We could show that IKK2/NF-κB activation in Bergmann glia, a specific radial glia-like population of cerebellar astrocytes, irreversibly disrupts their local interaction with Purkinje cells, finally resulting in Purkinje cell degeneration (Figure 1). Defects in this specific neuro-glial interaction also cause Purkinje cell death in other genetic mouse models and might explain the selective vulnerability of Purkinje cells to degeneration in cerebellar ataxias. The identification of effector mechanisms of IKK2/NF-κB activation responsible for disruption of Bergmann glia function will therefore be important to develop specific therapies for these disorders. Interestingly, we found that IKK2 activation disrupts the specialized morphology of Bergmann glia and causes downregulation of the glial glutamate transporters EAAT1 and EAAT2 [6], which is thought to cause extracellular accumulation of the neurotransmitter glutamate, thus promoting neurodegeneration by excitotoxicity.

Figure 1

IKK2/NF-κB-mediated Bergmann glia dysfunction causes non-cell-autonomous Purkinje neuron degeneration and ataxia

Such a disruption of mature astrocyte morphology and function, along with a gain of innate immune cell-like functions and in some conditions cell cycle re-entry/proliferation, which occurs in many neuroinflammation-associated disorders, is called astrogliosis and is suggested to resemble a partial de-differentiation of astrocytes. Together with our earlier finding that NF-κB activation prevents fully functional differentiation of astrocyte-related ependymal cells, the question arises, whether NF-κB activation more broadly counteracts maturation of astrocyte-related cells. Indeed, a recent study supports this idea [8], and many other studies show that NF-κB signaling promotes progression of glioblastoma, a type of cancer believed to originate from de-differentiated astrocytes or related neural stem/progenitor cells.

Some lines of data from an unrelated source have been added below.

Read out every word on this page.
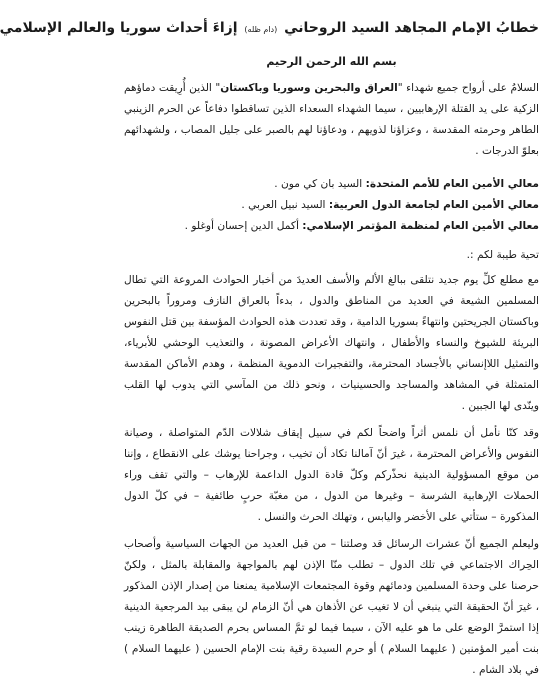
خطابُ الإمام المجاهد السيد الروحاني (دام ظله) إزاءَ أحداث سوريا والعالم الإسلامي
بسم الله الرحمن الرحيم

السلامُ على أرواح جميع شهداء "العراق والبحرين وسوريا وباكستان" الذين أُرِيقت دماؤهم الزكية على يد القتلة الإرهابيين ، سيما الشهداء السعداء الذين تساقطوا دفاعاً عن الحرم الزينبي الطاهر وحرمته المقدسة ، وعزاؤنا لذويهم ، ودعاؤنا لهم بالصبر على جليل المصاب ، ولشهدائهم بعلوّ الدرجات .

معالي الأمين العام للأمم المتحدة: السيد بان كي مون .
معالي الأمين العام لجامعة الدول العربية: السيد نبيل العربي .
معالي الأمين العام لمنظمة المؤتمر الإسلامي: أكمل الدين إحسان أوغلو .
تحية طيبة لكم :.

مع مطلع كلِّ يوم جديد نتلقى ببالغ الألم والأسف العديدَ من أخبار الحوادث المروعة التي تطال المسلمين الشيعة في العديد من المناطق والدول ، بدءاً بالعراق النازف ومروراً بالبحرين وباكستان الجريحتين وانتهاءً بسوريا الدامية ، وقد تعددت هذه الحوادث المؤسفة بين قتل النفوس البريئة للشيوخ والنساء والأطفال ، وانتهاك الأعراض المصونة ، والتعذيب الوحشي للأبرياء، والتمثيل اللاإنساني بالأجساد المحترمة، والتفجيرات الدموية المنظمة ، وهدم الأماكن المقدسة المتمثلة في المشاهد والمساجد والحسينيات ، ونحو ذلك من المآسي التي يدوب لها القلب وينّدى لها الجبين .

وقد كنّا نأمل أن نلمس أثراً واضحاً لكم في سبيل إيقاف شلالات الدّم المتواصلة ، وصيانة النفوس والأعراض المحترمة ، غيرَ أنّ آمالنا تكاد أن تخيب ، وجراحنا يوشك على الانقطاع ، وإننا من موقع المسؤولية الدينية نحذّركم وكلّ قادة الدول الداعمة للإرهاب – والتي تقف وراء الحملات الإرهابية الشرسة – وغيرها من الدول ، من مغبّة حربٍ طائفية – في كلّ الدول المذكورة – ستأتي على الأخضر واليابس ، وتهلك الحرث والنسل .

وليعلم الجميع أنّ عشرات الرسائل قد وصلتنا – من قبل العديد من الجهات السياسية وأصحاب الحِراك الاجتماعي في تلك الدول – تطلب منّا الإذن لهم بالمواجهة والمقابلة بالمثل ، ولكنّ حرصنا على وحدة المسلمين ودمائهم وقوة المجتمعات الإسلامية يمنعنا من إصدار الإذن المذكور ، غيرَ أنّ الحقيقة التي ينبغي أن لا تغيب عن الأذهان هي أنّ الزمام لن يبقى بيد المرجعية الدينية إذا استمرَّ الوضع على ما هو عليه الآن ، سيما فيما لو تمَّ المساس بحرم الصديقة الطاهرة زينب بنت أمير المؤمنين ( عليهما السلام ) أو حرم السيدة رقية بنت الإمام الحسين ( عليهما السلام ) في بلاد الشام .
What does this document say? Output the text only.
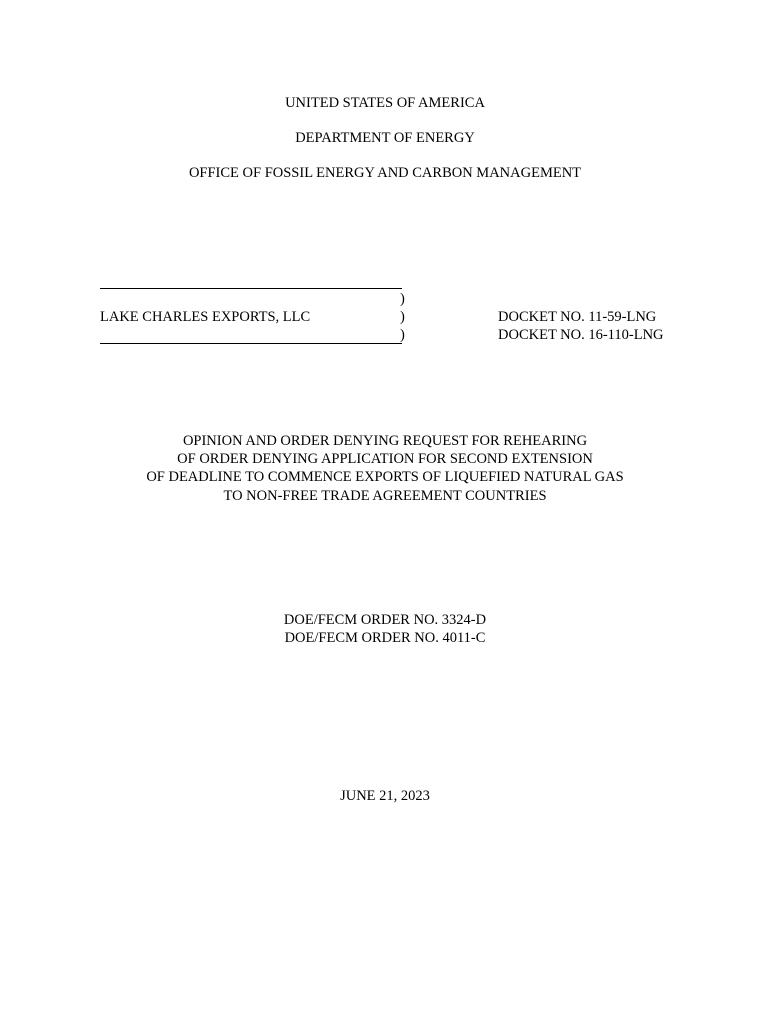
UNITED STATES OF AMERICA
DEPARTMENT OF ENERGY
OFFICE OF FOSSIL ENERGY AND CARBON MANAGEMENT
)
LAKE CHARLES EXPORTS, LLC	)	DOCKET NO. 11-59-LNG
)	DOCKET NO. 16-110-LNG
OPINION AND ORDER DENYING REQUEST FOR REHEARING
OF ORDER DENYING APPLICATION FOR SECOND EXTENSION
OF DEADLINE TO COMMENCE EXPORTS OF LIQUEFIED NATURAL GAS
TO NON-FREE TRADE AGREEMENT COUNTRIES
DOE/FECM ORDER NO. 3324-D
DOE/FECM ORDER NO. 4011-C
JUNE 21, 2023
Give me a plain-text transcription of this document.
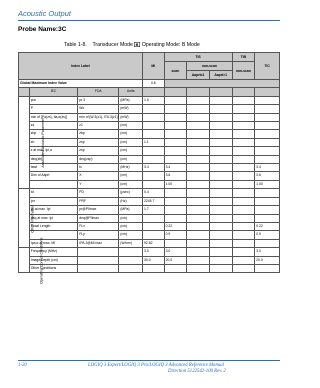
Acoustic Output
Probe Name:3C
Table 1-8. Transducer Mode B Operating Mode: B Mode
Index Label				MI	TIS			TIB	TIC
					scan	non-scan		non-scan	
						Aaprt≤1	Aaprt>1		
Global Maximum Index Value				0.8					
	IEC	FDA	Units						
Associated Acoustic Parameter	pra	pr.3	(MPa)	1.5					
	P	Wo	(mW)						
	min of [Pα(zs), Ita,α(zs)]	min of [W.3(z1), ITA.3(z1)]	(mW)						
	zs	z1	(cm)						
	zbp	zbp	(cm)						
	zb	zsp	(cm)	1.1					
	z at max. Ipi,α	zsp	(cm)						
	deq(zb)	deq(zsp)	(cm)						
	fawf	fc	(MHz)	3.4	3.4				3.4
	Dim of Aaprt	X	(cm)		3.6				3.6
		Y	(cm)		1.00				1.00
Other Information	td	PD	(μsec)	0.4					
	prr	PRF	(Hz)	2245.7					
	pr at max. Ipi	pr@PIImax	(MPa)	1.7					
	deq at max. Ipi	deq@PIImax	(cm)						
	Focal Length	FLx	(cm)		0.22				0.22
		FLy	(cm)		0.9				0.9
	Ipa,α at max. MI	IPA.3@MI max	(W/cm²)	92.82					
Operating Control Conditions	Frequency (MHz)			3.0	3.0				3.0
	Image Depth (cm)			30.0	20.0				20.0
	Other Conditions								
1-20	LOGIQ 3 Expert/LOGIQ 3 Pro/LOGIQ 3 Advanced Reference Manual
Direction 5122542-100 Rev. 2
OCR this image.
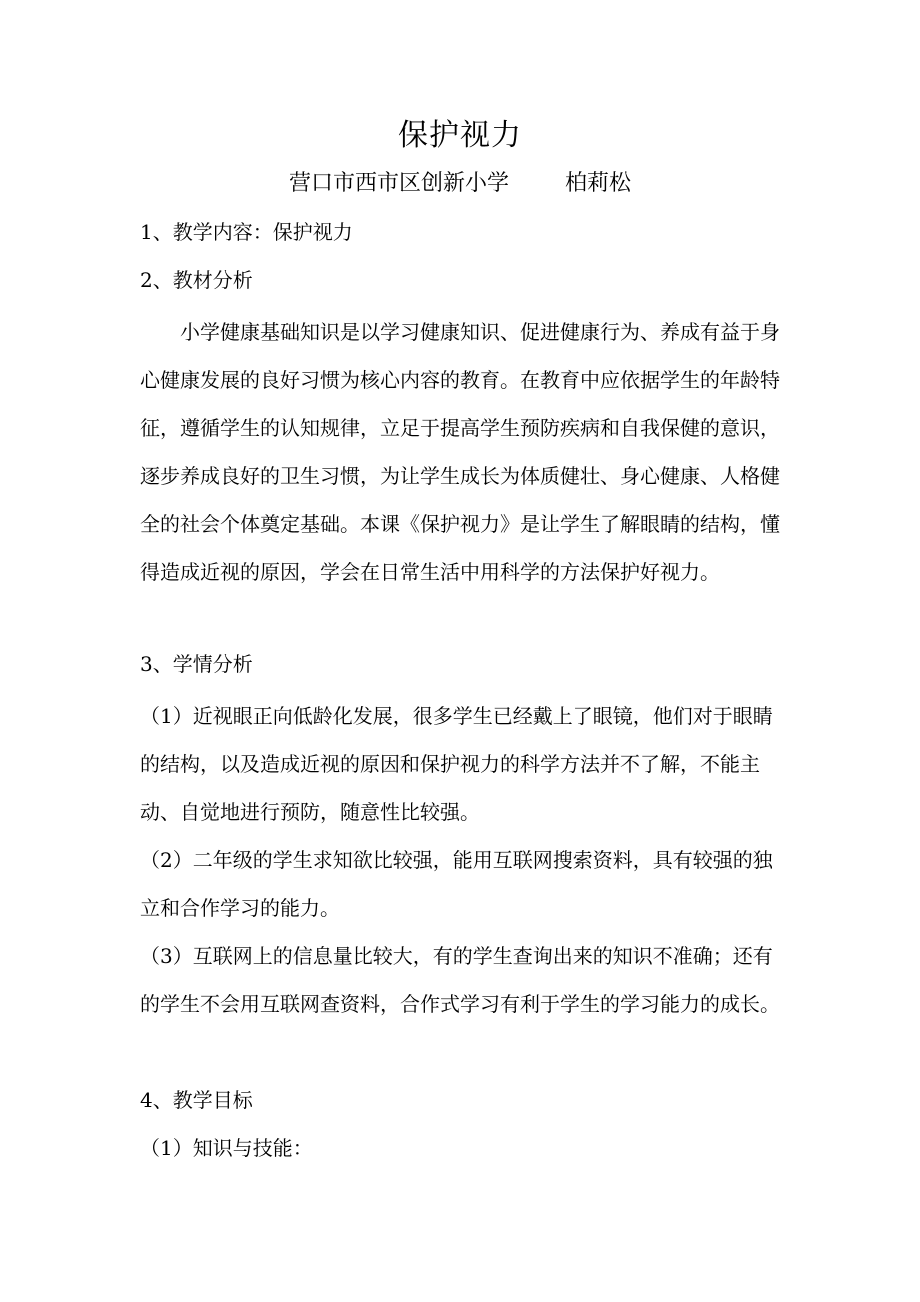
保护视力
营口市西市区创新小学        柏莉松

1、教学内容：保护视力

2、教材分析

小学健康基础知识是以学习健康知识、促进健康行为、养成有益于身心健康发展的良好习惯为核心内容的教育。在教育中应依据学生的年龄特征，遵循学生的认知规律，立足于提高学生预防疾病和自我保健的意识，逐步养成良好的卫生习惯，为让学生成长为体质健壮、身心健康、人格健全的社会个体奠定基础。本课《保护视力》是让学生了解眼睛的结构，懂得造成近视的原因，学会在日常生活中用科学的方法保护好视力。

3、学情分析

（1）近视眼正向低龄化发展，很多学生已经戴上了眼镜，他们对于眼睛的结构，以及造成近视的原因和保护视力的科学方法并不了解，不能主动、自觉地进行预防，随意性比较强。

（2）二年级的学生求知欲比较强，能用互联网搜索资料，具有较强的独立和合作学习的能力。

（3）互联网上的信息量比较大，有的学生查询出来的知识不准确；还有的学生不会用互联网查资料，合作式学习有利于学生的学习能力的成长。

4、教学目标

（1）知识与技能：
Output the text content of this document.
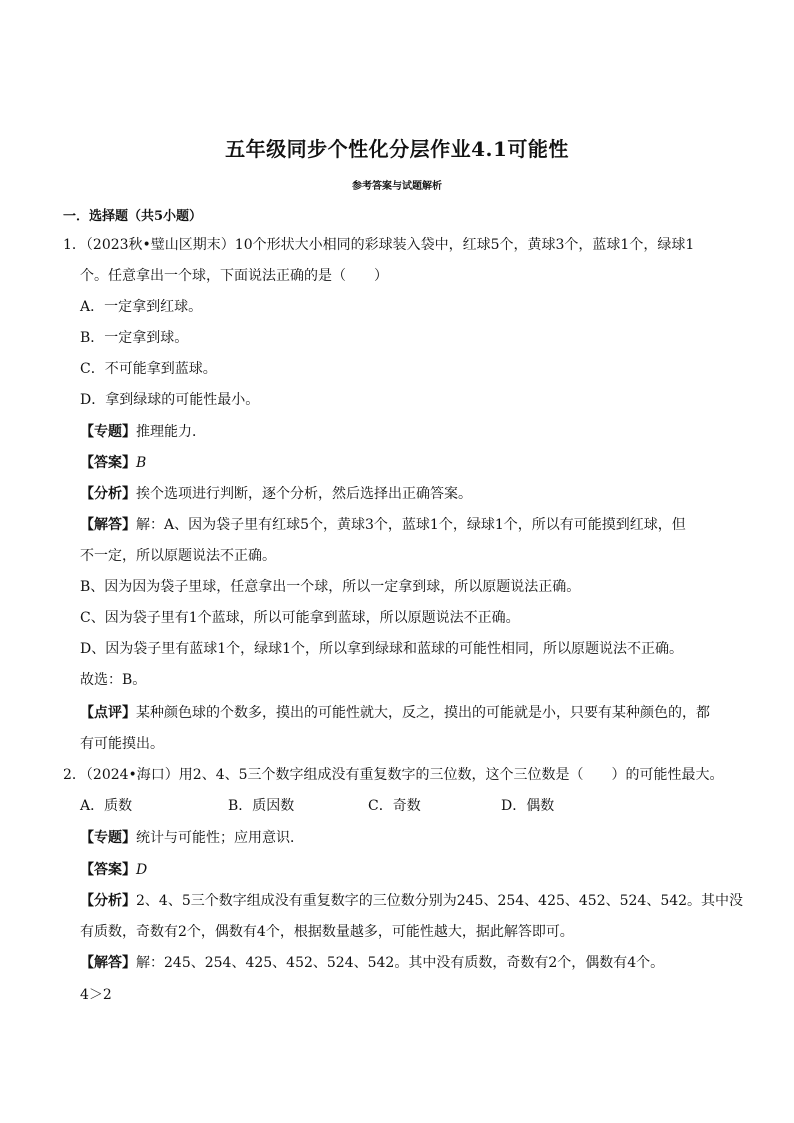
五年级同步个性化分层作业4.1可能性
参考答案与试题解析
一．选择题（共5小题）
1．（2023秋•璧山区期末）10个形状大小相同的彩球装入袋中，红球5个，黄球3个，蓝球1个，绿球1
个。任意拿出一个球，下面说法正确的是（　　）
A．一定拿到红球。
B．一定拿到球。
C．不可能拿到蓝球。
D．拿到绿球的可能性最小。
【专题】推理能力．
【答案】B
【分析】挨个选项进行判断，逐个分析，然后选择出正确答案。
【解答】解：A、因为袋子里有红球5个，黄球3个，蓝球1个，绿球1个，所以有可能摸到红球，但
不一定，所以原题说法不正确。
B、因为因为袋子里球，任意拿出一个球，所以一定拿到球，所以原题说法正确。
C、因为袋子里有1个蓝球，所以可能拿到蓝球，所以原题说法不正确。
D、因为袋子里有蓝球1个，绿球1个，所以拿到绿球和蓝球的可能性相同，所以原题说法不正确。
故选：B。
【点评】某种颜色球的个数多，摸出的可能性就大，反之，摸出的可能就是小，只要有某种颜色的，都
有可能摸出。
2．（2024•海口）用2、4、5三个数字组成没有重复数字的三位数，这个三位数是（　　）的可能性最大。
A．质数	B．质因数	C．奇数	D．偶数
【专题】统计与可能性；应用意识．
【答案】D
【分析】2、4、5三个数字组成没有重复数字的三位数分别为245、254、425、452、524、542。其中没
有质数，奇数有2个，偶数有4个，根据数量越多，可能性越大，据此解答即可。
【解答】解：245、254、425、452、524、542。其中没有质数，奇数有2个，偶数有4个。
4＞2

Beside the role of astroglial IKK2/NF-κB signaling in brain development and homeostasis described here, our conditional mouse model will be a valuable tool to address the role of neuroinflammation and astroglial NF-κB signaling in neurodegenerative and autoimmune disorders as well as brain cancers. Finally, the conditional regulation of NF-κB activation in astrocytes will be instrumental to dissect their role in the crosstalk with other immunocompetent cells like microglia in more detail.